Pero, ¿cuál es la influencia? Como puede calar un discurso vacío en una sociedad que corre todos los días al trabajo, que no puede permitirse siquiera un alquiler de un piso individual con treinta años y lo sigue compartiendo con universitarios, que se hipoteca con los gastos de mantenimiento de su coche, que busca en el supermercado al final del día lo que ha bajado de precio para no llegar justo a fin de mes, que trabaja horas extra, duerme poco, reduce sus hobbies, para no ser expulsado de la rueda del sistema.
¿En qué punto de todo ese proceso puede cuajar el estilo de vida del influencer? Más allá de ser una buena propaganda para sumarse a nuevas recetas o comprar productos de x tiendas. Que por cierto, no deja de ser una migaja que nos hace sentirnos próximos a esa vida. Un premio de consolación al compartir rutina de productos de pelo con otra persona que cambia cada semana de productos porque las marcas le envían a diestro y siniestro opciones.
Muchas veces hablo con mis amigos que siento que voy tarde a todo. Especialmente para viajar y vivir experiencias. Aunque haciendo balance sea totalmente absurdo porque he visitado con 22 años seis países europeos y vivido experiencias que muchas personas no se han podido permitir. Aún así, siempre es insuficiente. Especialmente cuando entro en redes y vivo un bombardeo de imágenes y videos por todo el globo. Ciudades asiáticas, islas de la polinesia francesa, capitales europeas, un viaje en caravana por Australia o las siete maravillas del mundo. Todas ellas protagonizadas por jóvenes en la veintena cuya única responsabilidad es patrocinar productos y exponer su vida. Una vida digna de un cantante famoso o actor que te recuerda todos los días lo fácil que es disfrutar, comer rico y recorrer el mundo. Aunque tú, con tu trabajo no puedas hacerlo (y seguramente en el futuro tampoco).
Aún así, a pesar de esta contradicción los jóvenes somos los mayores consumidores de este tipo de contenido. Llenamos las publicaciones de comentarios, compartimos sus vídeos, compramos las cosas que recomiendan, entramos de lleno en su juego, como ratones atrapados en trampas que minuciosamente han colocado. Apenas oponemos resistencia y promocionamos su estilo de vida, dándoles un altavoz gratuito, para lo bueno y para lo malo.

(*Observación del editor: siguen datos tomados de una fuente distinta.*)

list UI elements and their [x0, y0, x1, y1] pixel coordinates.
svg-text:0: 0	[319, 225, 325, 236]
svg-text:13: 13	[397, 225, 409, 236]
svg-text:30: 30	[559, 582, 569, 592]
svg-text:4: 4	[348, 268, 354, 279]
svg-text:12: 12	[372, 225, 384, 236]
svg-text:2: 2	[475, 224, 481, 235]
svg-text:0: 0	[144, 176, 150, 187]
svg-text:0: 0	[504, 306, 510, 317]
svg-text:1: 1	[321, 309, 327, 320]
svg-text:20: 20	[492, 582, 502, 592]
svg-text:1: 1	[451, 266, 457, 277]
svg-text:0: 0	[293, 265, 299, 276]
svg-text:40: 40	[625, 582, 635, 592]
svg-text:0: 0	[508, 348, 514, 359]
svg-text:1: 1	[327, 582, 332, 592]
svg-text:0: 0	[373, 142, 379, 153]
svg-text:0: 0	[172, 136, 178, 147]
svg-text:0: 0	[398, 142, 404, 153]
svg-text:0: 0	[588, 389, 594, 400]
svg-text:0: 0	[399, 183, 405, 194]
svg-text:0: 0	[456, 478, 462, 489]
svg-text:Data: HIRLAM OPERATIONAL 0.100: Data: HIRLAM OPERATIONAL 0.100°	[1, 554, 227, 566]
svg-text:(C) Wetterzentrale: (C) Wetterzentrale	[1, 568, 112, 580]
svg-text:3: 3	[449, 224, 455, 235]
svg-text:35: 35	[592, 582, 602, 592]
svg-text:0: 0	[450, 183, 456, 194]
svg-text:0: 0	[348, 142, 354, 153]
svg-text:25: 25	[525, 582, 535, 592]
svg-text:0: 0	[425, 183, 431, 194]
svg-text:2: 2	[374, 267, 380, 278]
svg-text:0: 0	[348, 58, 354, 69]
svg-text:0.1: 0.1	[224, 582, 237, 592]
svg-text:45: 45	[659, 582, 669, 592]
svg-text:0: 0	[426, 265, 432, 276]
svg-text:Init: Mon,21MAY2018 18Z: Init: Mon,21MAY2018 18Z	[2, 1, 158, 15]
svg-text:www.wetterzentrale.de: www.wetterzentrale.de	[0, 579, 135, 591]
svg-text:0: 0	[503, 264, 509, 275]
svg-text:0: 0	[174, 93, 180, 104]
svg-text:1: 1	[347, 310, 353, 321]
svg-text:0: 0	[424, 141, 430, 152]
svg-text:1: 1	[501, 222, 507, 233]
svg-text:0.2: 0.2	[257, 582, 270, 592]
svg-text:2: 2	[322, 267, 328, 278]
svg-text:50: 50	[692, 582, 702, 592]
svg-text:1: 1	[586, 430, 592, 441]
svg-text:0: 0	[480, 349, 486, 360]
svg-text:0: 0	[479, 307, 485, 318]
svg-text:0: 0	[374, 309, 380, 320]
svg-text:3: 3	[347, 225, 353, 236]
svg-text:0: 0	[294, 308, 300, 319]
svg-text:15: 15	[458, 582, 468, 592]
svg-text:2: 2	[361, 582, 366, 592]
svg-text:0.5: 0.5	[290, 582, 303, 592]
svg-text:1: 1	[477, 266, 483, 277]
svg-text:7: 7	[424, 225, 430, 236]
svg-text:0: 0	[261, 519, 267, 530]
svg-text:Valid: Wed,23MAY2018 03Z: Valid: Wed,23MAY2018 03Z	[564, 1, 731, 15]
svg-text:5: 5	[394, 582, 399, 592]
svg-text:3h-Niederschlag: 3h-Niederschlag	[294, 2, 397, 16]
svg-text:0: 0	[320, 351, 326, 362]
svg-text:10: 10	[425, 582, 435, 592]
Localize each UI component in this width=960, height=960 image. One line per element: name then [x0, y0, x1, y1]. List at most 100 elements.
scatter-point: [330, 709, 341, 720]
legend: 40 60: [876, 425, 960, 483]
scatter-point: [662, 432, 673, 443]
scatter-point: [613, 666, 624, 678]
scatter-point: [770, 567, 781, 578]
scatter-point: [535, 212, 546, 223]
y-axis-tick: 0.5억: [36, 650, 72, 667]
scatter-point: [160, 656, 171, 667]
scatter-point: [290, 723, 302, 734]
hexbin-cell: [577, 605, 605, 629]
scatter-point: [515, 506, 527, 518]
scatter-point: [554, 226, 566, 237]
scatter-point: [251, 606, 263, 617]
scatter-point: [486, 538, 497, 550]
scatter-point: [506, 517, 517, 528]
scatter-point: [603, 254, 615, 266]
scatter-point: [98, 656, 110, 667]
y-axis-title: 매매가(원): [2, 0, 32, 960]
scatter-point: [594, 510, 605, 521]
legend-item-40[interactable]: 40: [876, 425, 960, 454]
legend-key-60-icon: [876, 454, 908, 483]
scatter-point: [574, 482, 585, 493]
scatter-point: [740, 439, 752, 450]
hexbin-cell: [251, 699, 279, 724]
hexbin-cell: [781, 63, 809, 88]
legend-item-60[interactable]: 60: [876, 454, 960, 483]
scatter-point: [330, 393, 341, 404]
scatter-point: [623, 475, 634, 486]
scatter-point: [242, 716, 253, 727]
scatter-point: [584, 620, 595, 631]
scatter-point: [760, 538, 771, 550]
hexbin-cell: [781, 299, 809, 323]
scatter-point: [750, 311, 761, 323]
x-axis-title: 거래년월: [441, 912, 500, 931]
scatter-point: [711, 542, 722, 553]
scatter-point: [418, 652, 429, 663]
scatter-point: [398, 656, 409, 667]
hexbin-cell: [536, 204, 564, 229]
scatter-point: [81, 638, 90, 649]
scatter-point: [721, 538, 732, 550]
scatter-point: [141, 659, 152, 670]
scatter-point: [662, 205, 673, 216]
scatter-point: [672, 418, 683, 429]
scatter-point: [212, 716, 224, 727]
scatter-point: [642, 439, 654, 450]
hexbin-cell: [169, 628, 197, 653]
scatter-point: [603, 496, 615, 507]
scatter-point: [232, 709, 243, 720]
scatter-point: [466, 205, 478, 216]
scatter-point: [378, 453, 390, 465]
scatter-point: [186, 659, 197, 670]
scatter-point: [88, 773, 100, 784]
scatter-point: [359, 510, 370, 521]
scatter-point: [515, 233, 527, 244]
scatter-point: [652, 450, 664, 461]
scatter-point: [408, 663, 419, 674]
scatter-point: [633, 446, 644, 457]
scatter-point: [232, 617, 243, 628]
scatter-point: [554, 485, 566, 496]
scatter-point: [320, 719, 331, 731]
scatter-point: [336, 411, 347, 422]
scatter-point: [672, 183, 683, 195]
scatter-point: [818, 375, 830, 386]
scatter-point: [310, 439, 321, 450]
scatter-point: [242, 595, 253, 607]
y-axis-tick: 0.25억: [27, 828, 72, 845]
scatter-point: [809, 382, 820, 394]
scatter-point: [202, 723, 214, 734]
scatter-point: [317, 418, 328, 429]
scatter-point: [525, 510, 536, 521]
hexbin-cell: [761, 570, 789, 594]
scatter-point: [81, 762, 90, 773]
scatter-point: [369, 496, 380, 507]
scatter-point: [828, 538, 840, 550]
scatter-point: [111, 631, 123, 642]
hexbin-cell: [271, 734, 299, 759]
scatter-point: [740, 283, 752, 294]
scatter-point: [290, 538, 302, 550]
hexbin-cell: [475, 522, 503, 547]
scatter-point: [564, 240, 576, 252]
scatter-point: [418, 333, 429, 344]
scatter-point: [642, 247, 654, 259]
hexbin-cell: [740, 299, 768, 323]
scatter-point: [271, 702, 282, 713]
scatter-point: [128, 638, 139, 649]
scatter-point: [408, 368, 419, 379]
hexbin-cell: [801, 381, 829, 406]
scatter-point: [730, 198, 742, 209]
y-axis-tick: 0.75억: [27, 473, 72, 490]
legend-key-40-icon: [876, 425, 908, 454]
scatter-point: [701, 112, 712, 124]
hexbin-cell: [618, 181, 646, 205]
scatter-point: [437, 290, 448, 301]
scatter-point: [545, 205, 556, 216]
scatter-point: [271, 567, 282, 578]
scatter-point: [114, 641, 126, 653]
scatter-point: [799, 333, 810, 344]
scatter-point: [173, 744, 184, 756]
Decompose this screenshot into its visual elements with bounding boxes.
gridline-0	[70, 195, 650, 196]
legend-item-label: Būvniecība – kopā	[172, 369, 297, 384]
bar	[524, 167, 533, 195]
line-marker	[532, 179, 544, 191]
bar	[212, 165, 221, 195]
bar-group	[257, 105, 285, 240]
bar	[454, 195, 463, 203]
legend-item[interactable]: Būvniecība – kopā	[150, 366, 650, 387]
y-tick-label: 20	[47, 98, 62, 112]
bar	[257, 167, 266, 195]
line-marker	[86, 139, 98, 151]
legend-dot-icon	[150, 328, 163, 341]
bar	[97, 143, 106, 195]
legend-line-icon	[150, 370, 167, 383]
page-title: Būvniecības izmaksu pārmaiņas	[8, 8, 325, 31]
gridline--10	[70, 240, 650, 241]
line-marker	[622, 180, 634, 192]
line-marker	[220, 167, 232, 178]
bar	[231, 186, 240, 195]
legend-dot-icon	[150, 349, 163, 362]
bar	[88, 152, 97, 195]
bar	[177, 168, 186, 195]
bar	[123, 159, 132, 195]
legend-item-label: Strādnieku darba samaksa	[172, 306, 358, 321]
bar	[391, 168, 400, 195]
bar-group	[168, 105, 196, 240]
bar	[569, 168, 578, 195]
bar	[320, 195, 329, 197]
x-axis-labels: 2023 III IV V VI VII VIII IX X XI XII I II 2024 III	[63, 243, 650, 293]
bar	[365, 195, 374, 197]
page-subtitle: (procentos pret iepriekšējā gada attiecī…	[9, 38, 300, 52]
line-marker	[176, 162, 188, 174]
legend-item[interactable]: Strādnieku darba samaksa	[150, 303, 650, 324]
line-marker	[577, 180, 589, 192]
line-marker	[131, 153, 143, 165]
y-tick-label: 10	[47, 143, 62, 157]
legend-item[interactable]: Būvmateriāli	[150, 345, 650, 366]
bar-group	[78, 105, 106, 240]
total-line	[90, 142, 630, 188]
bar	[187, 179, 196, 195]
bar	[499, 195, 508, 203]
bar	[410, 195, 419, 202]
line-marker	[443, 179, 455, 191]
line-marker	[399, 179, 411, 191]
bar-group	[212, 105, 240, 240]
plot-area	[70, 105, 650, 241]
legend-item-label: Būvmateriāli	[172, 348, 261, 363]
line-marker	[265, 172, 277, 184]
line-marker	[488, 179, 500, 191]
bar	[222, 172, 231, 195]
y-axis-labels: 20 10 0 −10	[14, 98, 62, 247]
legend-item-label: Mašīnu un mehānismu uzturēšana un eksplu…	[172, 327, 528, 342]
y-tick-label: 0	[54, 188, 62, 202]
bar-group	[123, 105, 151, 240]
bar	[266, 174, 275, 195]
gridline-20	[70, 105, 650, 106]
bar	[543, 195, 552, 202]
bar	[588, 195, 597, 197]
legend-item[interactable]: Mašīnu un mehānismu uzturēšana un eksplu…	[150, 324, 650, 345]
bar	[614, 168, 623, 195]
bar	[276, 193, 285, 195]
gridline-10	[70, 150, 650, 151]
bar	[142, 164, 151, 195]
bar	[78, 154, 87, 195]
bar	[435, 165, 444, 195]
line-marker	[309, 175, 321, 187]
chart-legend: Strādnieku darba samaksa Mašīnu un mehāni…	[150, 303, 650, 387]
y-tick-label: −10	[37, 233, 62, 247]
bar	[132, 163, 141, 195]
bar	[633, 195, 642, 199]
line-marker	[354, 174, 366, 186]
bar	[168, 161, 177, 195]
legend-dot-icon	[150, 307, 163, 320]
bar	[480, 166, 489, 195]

Luego llega el golpe de realidad al ver qué el precio de la ropa en las tiendas es inasumible y un vaquero ha pasado a costar 30 euros. Un dinero que te condiciona el resto de la semana. O que independizarte por completo es imposible a corto plazo y los gastos del mantenimiento del coche (si tienes uno propio) te asfixian.
Todo esto genera como resultado un clima de frustración en el que parece que todo lo que tienes es insuficiente. Las comparaciones siempre han sido odiosas, pero es que antes no conocíamos lo que hacía absolutamente todo el mundo, tanto de nuestro entorno como de la otra parte de España. Exponer todo en redes ha creado un clima de competición constante y apatía hacia lo propio. Además de la sensación de estar perdiendo años de vida haciendo algo necesario --como el trabajo o los estudios-- por no obtener los resultados que ves en los perfiles de Instagram. Todo bajo un mantra repetido en cada publicación redes: romantizar tu vida. Incluso cuando es precaria.
La frustración no es culpa tuya, es consecuencia de este consumismo visual al que nos hemos visto expuestos, a pesar de no haber dado el consentimiento para ello. Es por el bombardeo sensorial de las redes sociales, ese escaparate irreal que promete que podrás vivir de esa forma si te esfuerzas, sin tener en cuenta el factor suerte, el dinero que tienes en casa o los contactos. Aunque te vendan que solo tienes que subir un video para vivir del cuento.
Y tú, ¿Quieres ser consumiendo una dieta rica en expectativas?